Особенно на волне паники, вызванной нарушением всех подряд торговых соглашений, ухмыльнулся Мальвин. Военная сила у росов им сейчас в самом деле страсть как невыгодна. Какая жалость, что Петерберг чужими выгодами больше не озабочен.
— Так ежели это с европейцами договор такой, значит, они нам тоже что-то должны? Значит, жизнь лучше станет?
— Держи карман шире, — покачала бантом в волосах девка. — Ежели и должны чего, то уж не нам с тобой, а Патриархату. А мы с тобой как гнули спину, так и не разогнём. Ты-то сам откуда будешь?
— Да вот, у отца на подхвате, — невразумительно откликнулся Мальвин. — Отец наоборот говорит: мол, правильно этот Петерберг всей Резервной смирять пошли, раз там уже и головы графьям отрезают.

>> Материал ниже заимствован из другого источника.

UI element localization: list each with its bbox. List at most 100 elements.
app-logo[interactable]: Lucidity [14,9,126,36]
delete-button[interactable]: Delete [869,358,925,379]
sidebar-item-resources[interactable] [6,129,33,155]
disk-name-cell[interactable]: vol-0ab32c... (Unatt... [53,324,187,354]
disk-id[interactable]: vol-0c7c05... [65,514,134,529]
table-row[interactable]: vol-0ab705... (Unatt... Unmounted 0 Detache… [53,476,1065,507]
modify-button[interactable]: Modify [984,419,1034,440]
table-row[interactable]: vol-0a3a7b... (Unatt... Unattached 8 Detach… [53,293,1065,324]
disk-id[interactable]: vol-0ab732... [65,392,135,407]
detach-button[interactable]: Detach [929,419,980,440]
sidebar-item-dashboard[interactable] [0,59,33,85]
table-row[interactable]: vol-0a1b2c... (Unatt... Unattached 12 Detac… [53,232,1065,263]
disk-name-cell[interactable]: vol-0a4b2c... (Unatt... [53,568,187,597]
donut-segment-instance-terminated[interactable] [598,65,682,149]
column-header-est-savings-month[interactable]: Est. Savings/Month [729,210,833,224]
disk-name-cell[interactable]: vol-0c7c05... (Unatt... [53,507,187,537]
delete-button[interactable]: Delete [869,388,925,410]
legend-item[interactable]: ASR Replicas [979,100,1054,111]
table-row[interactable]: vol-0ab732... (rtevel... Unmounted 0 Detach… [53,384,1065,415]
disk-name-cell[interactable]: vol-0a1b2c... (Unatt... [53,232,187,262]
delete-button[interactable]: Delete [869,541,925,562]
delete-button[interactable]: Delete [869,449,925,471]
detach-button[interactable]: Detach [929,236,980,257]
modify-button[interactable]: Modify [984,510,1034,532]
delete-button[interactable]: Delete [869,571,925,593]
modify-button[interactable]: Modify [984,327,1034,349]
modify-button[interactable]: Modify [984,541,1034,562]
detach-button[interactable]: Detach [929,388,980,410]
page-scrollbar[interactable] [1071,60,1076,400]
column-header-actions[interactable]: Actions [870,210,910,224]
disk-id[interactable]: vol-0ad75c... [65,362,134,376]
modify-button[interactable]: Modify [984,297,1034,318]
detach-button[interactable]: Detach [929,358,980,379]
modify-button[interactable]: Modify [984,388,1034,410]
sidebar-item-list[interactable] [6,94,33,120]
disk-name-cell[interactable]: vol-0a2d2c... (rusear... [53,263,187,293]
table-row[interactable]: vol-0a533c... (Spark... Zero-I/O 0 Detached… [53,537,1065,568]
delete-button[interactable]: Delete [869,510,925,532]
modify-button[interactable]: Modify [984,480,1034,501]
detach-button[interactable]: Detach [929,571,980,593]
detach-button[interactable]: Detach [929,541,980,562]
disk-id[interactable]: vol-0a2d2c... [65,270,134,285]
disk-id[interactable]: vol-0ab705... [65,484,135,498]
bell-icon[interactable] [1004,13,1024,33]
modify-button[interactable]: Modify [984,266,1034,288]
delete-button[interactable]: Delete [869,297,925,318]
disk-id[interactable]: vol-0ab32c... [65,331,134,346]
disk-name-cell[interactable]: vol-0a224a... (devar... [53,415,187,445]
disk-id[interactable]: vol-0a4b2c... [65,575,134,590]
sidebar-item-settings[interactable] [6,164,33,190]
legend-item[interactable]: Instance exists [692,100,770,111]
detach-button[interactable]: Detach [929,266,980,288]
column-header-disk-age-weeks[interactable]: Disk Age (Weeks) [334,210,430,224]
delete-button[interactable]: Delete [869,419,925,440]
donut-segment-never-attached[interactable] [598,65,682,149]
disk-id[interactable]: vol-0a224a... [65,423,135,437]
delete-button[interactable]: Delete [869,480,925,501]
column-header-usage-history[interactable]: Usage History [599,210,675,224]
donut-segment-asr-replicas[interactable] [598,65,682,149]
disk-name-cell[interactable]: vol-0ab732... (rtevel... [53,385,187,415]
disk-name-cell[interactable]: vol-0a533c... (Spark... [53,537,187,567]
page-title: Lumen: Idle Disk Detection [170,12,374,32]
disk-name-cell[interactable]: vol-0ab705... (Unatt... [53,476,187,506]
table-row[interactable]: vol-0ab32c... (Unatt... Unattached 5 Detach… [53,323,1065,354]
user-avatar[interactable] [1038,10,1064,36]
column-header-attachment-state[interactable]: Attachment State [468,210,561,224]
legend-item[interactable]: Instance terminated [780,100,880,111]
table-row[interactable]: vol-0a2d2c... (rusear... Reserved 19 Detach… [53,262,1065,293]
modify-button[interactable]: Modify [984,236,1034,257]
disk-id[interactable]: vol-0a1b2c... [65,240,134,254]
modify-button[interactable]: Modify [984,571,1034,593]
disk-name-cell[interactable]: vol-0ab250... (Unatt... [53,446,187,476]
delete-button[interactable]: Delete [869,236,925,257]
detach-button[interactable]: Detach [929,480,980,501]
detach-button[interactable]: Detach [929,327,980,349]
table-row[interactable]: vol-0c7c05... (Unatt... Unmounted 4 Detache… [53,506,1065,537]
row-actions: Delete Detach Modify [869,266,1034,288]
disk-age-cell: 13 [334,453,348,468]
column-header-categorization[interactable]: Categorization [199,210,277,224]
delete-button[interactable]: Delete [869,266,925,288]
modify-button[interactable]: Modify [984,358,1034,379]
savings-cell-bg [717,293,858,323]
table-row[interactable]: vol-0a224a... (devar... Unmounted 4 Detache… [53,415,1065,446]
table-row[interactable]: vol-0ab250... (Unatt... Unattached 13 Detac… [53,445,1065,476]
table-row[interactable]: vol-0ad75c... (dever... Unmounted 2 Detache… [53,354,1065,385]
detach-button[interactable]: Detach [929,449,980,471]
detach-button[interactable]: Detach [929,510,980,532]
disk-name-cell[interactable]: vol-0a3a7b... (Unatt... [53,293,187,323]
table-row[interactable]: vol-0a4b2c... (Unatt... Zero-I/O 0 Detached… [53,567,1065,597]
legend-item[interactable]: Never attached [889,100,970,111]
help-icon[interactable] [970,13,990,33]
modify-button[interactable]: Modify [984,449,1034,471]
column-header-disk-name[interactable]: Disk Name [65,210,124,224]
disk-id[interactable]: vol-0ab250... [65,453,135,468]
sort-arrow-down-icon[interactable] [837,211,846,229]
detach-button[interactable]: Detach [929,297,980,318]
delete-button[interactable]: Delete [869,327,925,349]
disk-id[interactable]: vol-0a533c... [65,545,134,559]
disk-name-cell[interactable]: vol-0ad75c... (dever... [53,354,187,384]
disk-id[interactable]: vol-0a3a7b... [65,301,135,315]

Ну а что не сдюжили, так это плакать надо, а не злословить.
— А эти и плачут, но всё равно злословят. По-ихнему получается, что ничегошеньки мы тут сидючи про Петерберг не знаем, только рты и разеваем. И голову отрезанную Патриархат сам себе подкидывал, чтоб Резервную угробить!
— Эвон как…
Ничего не скажешь, смелое предположение. Куда смелее, чем они четверо рассчитывали, в кратчайшие сроки собирая сведения о родственниках и иных привязанностях пленных солдат. Искали и состоятельных, и имеющих какое-никакое влияние или публичность, и вовлечённых во что-нибудь незаконное, и даже просто скандалистов, которых сложнее всего вычислить, сидя в петербержской гостиной хэра Ройша. Скопцов лично обошёл наиболее перспективных пленных, убеждая их черкнуть пару строчек то своим близким, то семейству кого-то из тех, кто вести корреспонденцию не мог или не хотел. Столица, конечно, и сама бы пошла рябью от вестей об участи Резервной Армии, но отчего ей не помочь? А ведь далеко не только столичных жителей на эту службу брали, в каждом городишке хоть одно заинтересованное лицо найдётся.